La France et l’Italie se retrouvent ainsi en finale six ans après celle de l’Euro 2000 gagnée par les Bleus. Sauf que c’est Marcello Lippi, l’un des meilleurs coachs de la planète, qui a remis le catenaccio au goût du jour et a parfaitement préparé son équipe tactique.

Il peut aussi compter sur une défense impériale avec l’exceptionnel gardien Gianluigi Buffon et le formidable défenseur Fabio Cannavaro. Les deux vont se montrer une nouvelle fois héroïques lors de cette finale.

Celle-ci commence de manière stupéfiante. La France obtient en début de match un penalty. Zidane se charge de le tirer et décide de régaler des milliards de téléspectateurs en faisant une magistrale panenka.
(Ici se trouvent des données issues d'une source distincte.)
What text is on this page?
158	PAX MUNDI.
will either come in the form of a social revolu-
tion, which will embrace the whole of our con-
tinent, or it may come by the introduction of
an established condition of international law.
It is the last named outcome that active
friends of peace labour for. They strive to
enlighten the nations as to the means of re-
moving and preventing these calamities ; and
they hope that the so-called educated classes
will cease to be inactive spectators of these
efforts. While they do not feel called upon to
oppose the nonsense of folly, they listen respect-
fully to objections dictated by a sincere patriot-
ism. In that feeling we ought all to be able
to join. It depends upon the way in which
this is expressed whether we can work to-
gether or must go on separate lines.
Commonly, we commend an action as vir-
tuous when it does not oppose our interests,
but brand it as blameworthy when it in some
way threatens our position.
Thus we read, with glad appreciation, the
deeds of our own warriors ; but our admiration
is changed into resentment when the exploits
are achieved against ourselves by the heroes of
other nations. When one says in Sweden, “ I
Buffon se fait surprendre et la balle rebondit contre la barre transversale avant de tomber derrière la ligne de but : 1-0 pour les Bleus.

Touchée, l’Italie n’est pas coulée. Du haut de leurs trois titres mondiaux, les Transalpins ne perdent pas le fil et égalisent quelques minutes plus tard grâce à Andréa Pirlo qui dépose le cuir sur le front de Marco Materazzi, le joueur auteur de la faute qui a entraîné le penalty français.

En seconde période, les Bleus prennent les commandes.  Thierry Henry se procure la première action de la seconde période à la suite d’un raid et conclu par un plat du pied que Gigi Buffon stoppe sans trembler.

Incessant en première période, le flux et reflux de la vague transalpine cesse. Pour autant, l’histoire reste la même. Les Italiens s’en remettent aux coups francs. Toni trouve même la faille sur l’un d’entre eux. Mais le but est justement refusé pour hors-jeu (61e).

La 2ème mi-temps n’est plus guidée par le jeu et on se dirige donc vers les prolongations.  A la 103e minute, suite au centre parfait de Willy Sagnol, Zinédine Zidane, qui avait ouvert le score d’une audacieuse panenka dès la 7e minute, place un puissant coup de boule dans la surface. Gianluigi Buffon détourne d’une claquette monumentale.

3 minutes plus tard, Materazzi va faire preuve de roublardise en provoquant verbalement Zidane. Zizou le Magicien redevient le Sanguin. Pris d’un geste de folie, il administre un coup de tête, devenu depuis éternel, contre la poitrine du défenseur transalpin.

L’arbitre n’a rien vu. Le quatrième arbitre si. Grâce à l’écran de contrôle.. Zizou récolte un carton rouge. L’artiste quitte la compétition par la petite porte et de manière innatendue, laissant les Bleus à 10.

Le football est une chose imparfaite, et Zizou, son plus bel ambassadeur dans les années 2000, en est la meilleure des illustrations.

L’Italie au bord de la rupture, prend alors un ascendant psychologique et  pousse les Bleus jusqu’aux tirs au but. Celui de David Trezeguet frappe la transversale. Grosso transforme le penalty décisif et les Azzurri remportent leur quatrième titre en Coupe du Monde.

Certes, le choc entre la France et l’Italie au stade olympique de Berlin restera marqué par l’exclusion de Zinédine Zidane, L’histoire ne dira jamais si l’homme a manqué aux Bleus durant la séance de tirs au but laissant des regrets éternels aux français.

Mais résumer un mois de compétition à cet instant d’égarement serait faire peu de cas de la superbe prestation italienne, certes peu spectaculaire mais qu’importe.. Une Coupe du monde ça ne se joue pas, ça se gagne.